Commercialising our training academy
In order to capitalise on the opportunities available to diversify our revenue streams, we are in the process of transforming our training academy into an industry-wide African regional aviation training centre of excellence. The centre will be a stand-alone entity that will leverage our human capital, institutional knowledge and experience to offer tailored programmes for both internal and external clients.
OUTLOOK
As mentioned, we expect passenger traffic to continue to recover steadily throughout the 2023 financial year, although the rate of recovery is unpredictable. The evolution of the COVID-19 pandemic remains uncertain and it still poses a downside risk for air traffic recovery. Uncertainty relating to South African Aviation policy also continues to erode confidence amongst airlines and constraint bilateral air-service agreements will continue to limit air traffic recovery and growth potential.
Within this context, we will nevertheless continue to implement capacity expansion projects that were already in progress at the start of the pandemic, but will keep further expansion projects on hold. We will, instead, be refocusing our "Grow Footprint" objective on leveraging capacity that will support the diversification of revenue streams, while simultaneously continuing to plan for the implementation of our Aerotropolis Strategy and for expansion into potentially high-growth markets in Africa.

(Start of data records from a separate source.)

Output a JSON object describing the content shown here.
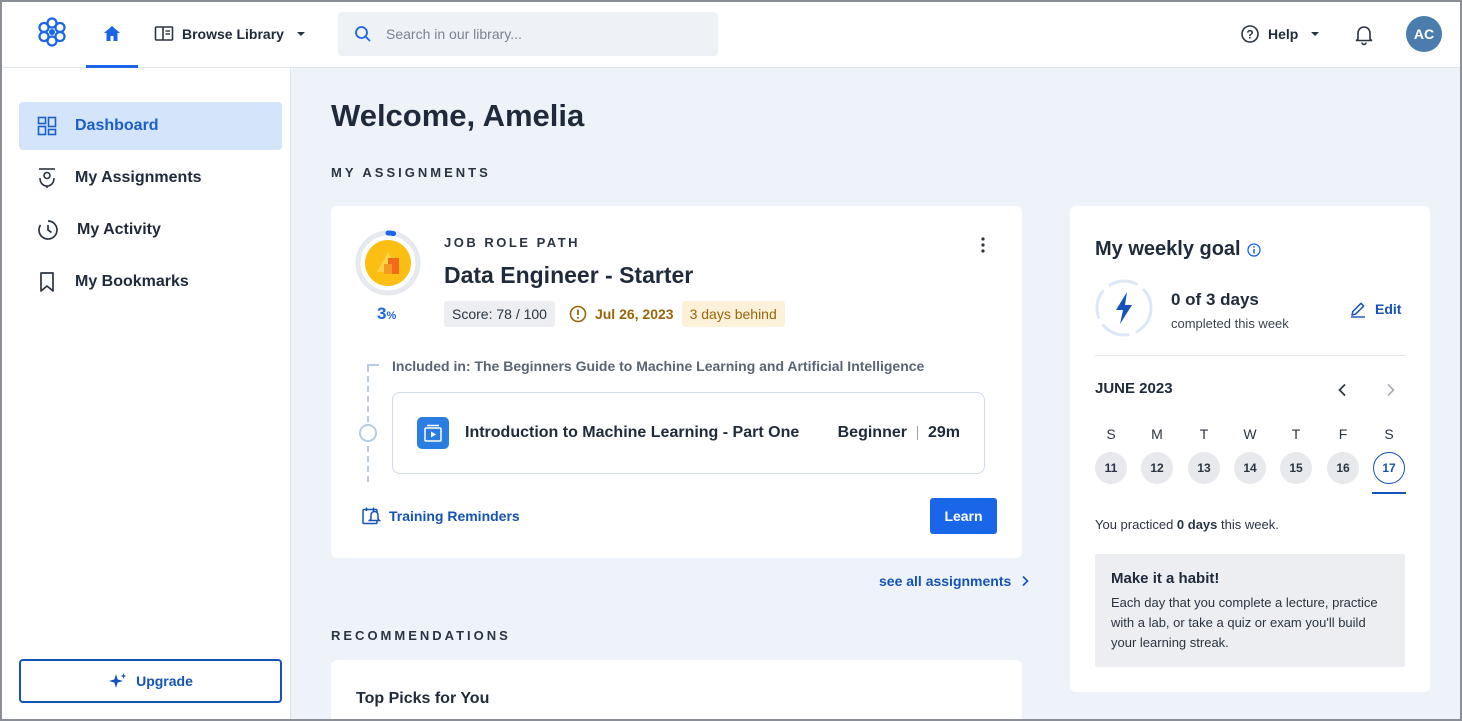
{
  "header": {
    "browse_label": "Browse Library",
    "search_placeholder": "Search in our library...",
    "help_label": "Help",
    "avatar_initials": "AC"
  },
  "sidebar": {
    "items": [
      {
        "label": "Dashboard",
        "icon": "dashboard-icon",
        "active": true
      },
      {
        "label": "My Assignments",
        "icon": "assignments-icon"
      },
      {
        "label": "My Activity",
        "icon": "activity-icon"
      },
      {
        "label": "My Bookmarks",
        "icon": "bookmark-icon"
      }
    ],
    "upgrade_label": "Upgrade"
  },
  "main": {
    "welcome": "Welcome, Amelia",
    "assignments_heading": "MY ASSIGNMENTS",
    "assignment": {
      "kicker": "JOB ROLE PATH",
      "title": "Data Engineer - Starter",
      "progress_value": "3",
      "progress_unit": "%",
      "progress_fraction": 0.03,
      "score": "Score: 78 / 100",
      "due_date": "Jul 26, 2023",
      "behind": "3 days behind",
      "included_in": "Included in: The Beginners Guide to Machine Learning and Artificial Intelligence",
      "course": {
        "title": "Introduction to Machine Learning - Part One",
        "level": "Beginner",
        "duration": "29m"
      },
      "reminders_label": "Training Reminders",
      "learn_label": "Learn"
    },
    "see_all_label": "see all assignments",
    "recommendations_heading": "RECOMMENDATIONS",
    "top_picks": "Top Picks for You"
  },
  "goal": {
    "title": "My weekly goal",
    "days": "0 of 3 days",
    "sub": "completed this week",
    "edit_label": "Edit",
    "month": "JUNE 2023",
    "weekdays": [
      "S",
      "M",
      "T",
      "W",
      "T",
      "F",
      "S"
    ],
    "days_list": [
      "11",
      "12",
      "13",
      "14",
      "15",
      "16",
      "17"
    ],
    "practiced_prefix": "You practiced ",
    "practiced_bold": "0 days",
    "practiced_suffix": " this week.",
    "habit_title": "Make it a habit!",
    "habit_text": "Each day that you complete a lecture, practice with a lab, or take a quiz or exam you'll build your learning streak."
  },
  "colors": {
    "accent": "#1a66e8",
    "accent_dark": "#1553b8",
    "warning": "#9a6508",
    "active_nav_bg": "#d4e4fb"
  }
}
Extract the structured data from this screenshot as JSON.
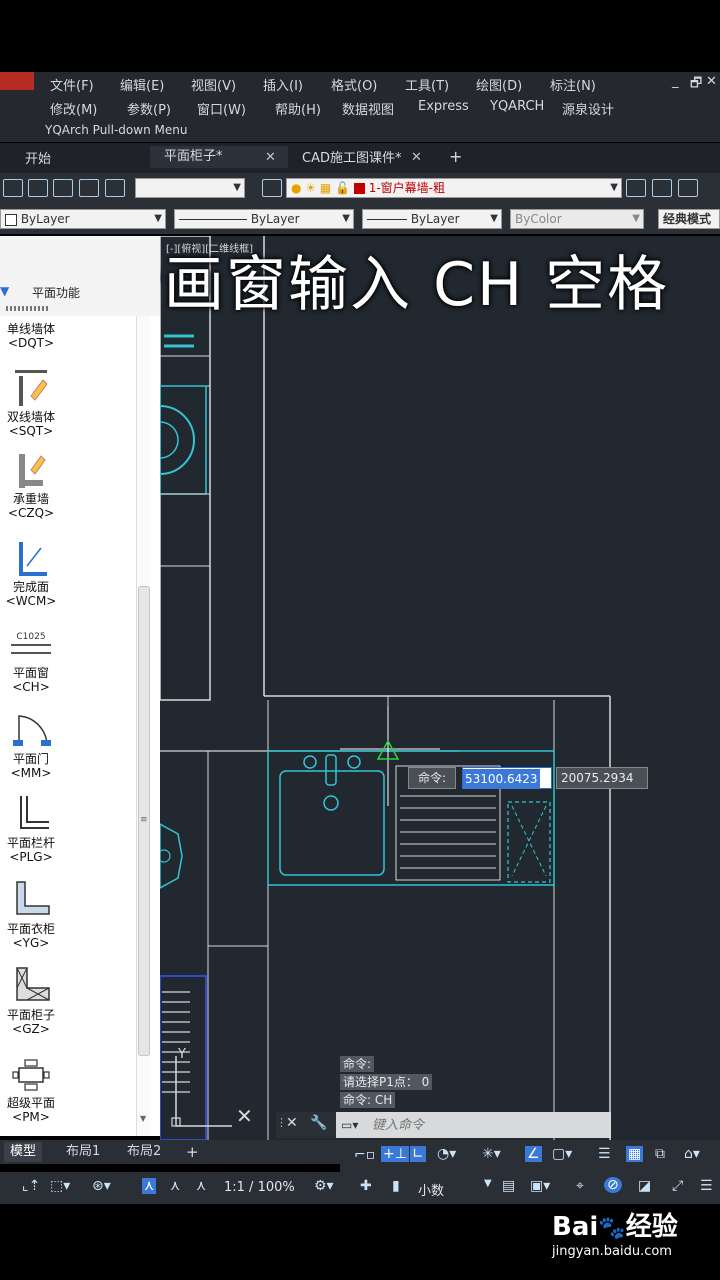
{
  "menu": {
    "row1": [
      "文件(F)",
      "编辑(E)",
      "视图(V)",
      "插入(I)",
      "格式(O)",
      "工具(T)",
      "绘图(D)",
      "标注(N)"
    ],
    "row2": [
      "修改(M)",
      "参数(P)",
      "窗口(W)",
      "帮助(H)",
      "数据视图",
      "Express",
      "YQARCH",
      "源泉设计"
    ],
    "row3": "YQArch Pull-down Menu",
    "window_controls": [
      "_",
      "🗗",
      "✕"
    ]
  },
  "tabs": {
    "items": [
      {
        "label": "开始"
      },
      {
        "label": "平面柜子*"
      },
      {
        "label": "CAD施工图课件*"
      }
    ],
    "add": "+",
    "close": "✕"
  },
  "toolbar1": {
    "layer_name": "1-窗户幕墙-粗"
  },
  "toolbar2": {
    "color": "ByLayer",
    "linetype": "ByLayer",
    "lineweight": "ByLayer",
    "plotstyle": "ByColor",
    "workspace": "经典模式"
  },
  "overlay_caption": "一秒画窗输入 CH 空格",
  "viewport_label": "[-][俯视][二维线框]",
  "palette": {
    "header": "平面功能",
    "items": [
      {
        "label": "单线墙体",
        "cmd": "<DQT>"
      },
      {
        "label": "双线墙体",
        "cmd": "<SQT>"
      },
      {
        "label": "承重墙",
        "cmd": "<CZQ>"
      },
      {
        "label": "完成面",
        "cmd": "<WCM>"
      },
      {
        "label": "平面窗",
        "cmd": "<CH>",
        "icon_text": "C1025"
      },
      {
        "label": "平面门",
        "cmd": "<MM>"
      },
      {
        "label": "平面栏杆",
        "cmd": "<PLG>"
      },
      {
        "label": "平面衣柜",
        "cmd": "<YG>"
      },
      {
        "label": "平面柜子",
        "cmd": "<GZ>"
      },
      {
        "label": "超级平面",
        "cmd": "<PM>"
      }
    ]
  },
  "command_tooltip": {
    "label": "命令:",
    "x": "53100.6423",
    "y": "20075.2934"
  },
  "command_history": [
    "命令:",
    "请选择P1点： 0",
    "命令: CH"
  ],
  "command_input_placeholder": "键入命令",
  "layout_tabs": [
    "模型",
    "布局1",
    "布局2",
    "+"
  ],
  "status": {
    "scale": "1:1 / 100%",
    "units": "小数"
  },
  "watermark": {
    "brand": "Bai",
    "brand_suffix": "经验",
    "url": "jingyan.baidu.com"
  }
}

We will also continue to focus on strengthening our route pipeline within the constraints of demand. We have identified 55 destinations in 39 countries as underserved and have earmarked these for development in the medium term. Of these, 21 destinations are located in 17 countries in Africa, the region which offers the most opportunities for us to grow our footprint within the next decade.
Our ultimate goal is to establish connections to every major city in Africa, thereby diversifying our international source market portfolio and supporting Africa’s broader regional integration objectives in line with the Abuja Treaty of 1991.